We identified fourteen long-term carriers which harboured a single strain for 12 months. For nine travellers, we could not reliably differentiate between isolated ST38 clones. Five long-term carriers did not harbour a single persistent strain for 12 months (see point 3 below). We repated the SNP analysis using two other reference genomes (DSM 30083 and K-12) and arrived at the same conclusions. This analysis is provided in an extra Snakefile, Snakefile_alternative_references.
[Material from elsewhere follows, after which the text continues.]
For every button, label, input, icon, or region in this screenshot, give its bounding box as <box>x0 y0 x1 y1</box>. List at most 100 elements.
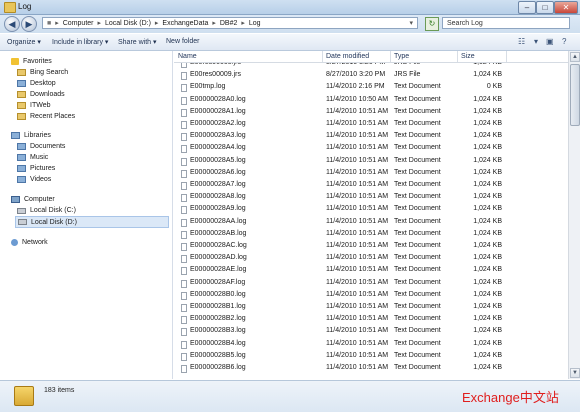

In five long-term carriers, we did not identify any isolate pairs that could recently originate from a single strain. One traveller had an isolate pair which shared 84 SNPs/Mbp, while the other four had isolate pairs at least 900 SNPs/Mbp apart. Either the ESBL gene shifted between bacterial hosts, or the travellers lost the strain(s) acquired during travel and reacquired unrelated strains with the same ESBL gene. To check this, we employed Oxford Nanopore Technologies long-read sequencing which allows us to resolve plasmid structures. We sequenced one isolate per traveller per timepoint on the MinION platform and assessed read quality using fastQC (version 0.11.98). Subsequently we filtered reads using filtlong (version 0.2.0). Trimmed Illumina reads were used as reference. We retained a 100X coverage of Nanopore reads. Next, we assembled the genomes using trimmed Nanopore and trimmed Illumina data, using Unicycler (version 0.4.8). We identified contigs which carried resistance genes using AMRfinderplus (version 3.2.3) and extracted these contigs. Nine out of ten isolates harboured plasmid-located ESBL genes, and one isolate harboured a chromosomally-inserted ESBL gene. We annotated the ESBL contigs using prokka (version 1.14) and compared contigs using ANIcalculator and Easyfig (not in this pipeline).
To find characteristics associated with long-term carriage, we matched 27 short-term carriers (<1 month carriage after acquisition during travel) with 14 long-term carriers on age, sex and travel destination. One long-term carrier could only be matched to one short-term carriers, instead of the intended two short-term carriers. We processed isolates from short-term carriers the same as the isolates from long-term carriers and compared these on sequence type (mlst), phylogroup (EzClermont) and ExPEC status (linking ST to known ExPEC lineages). We find ExPEC status is strongly associated to long-term carriage of travel-acquired ESBL+ Escherichia coli, mainly driven by phylogroup D (ST69, ST393, ST405) and ST131 specifically.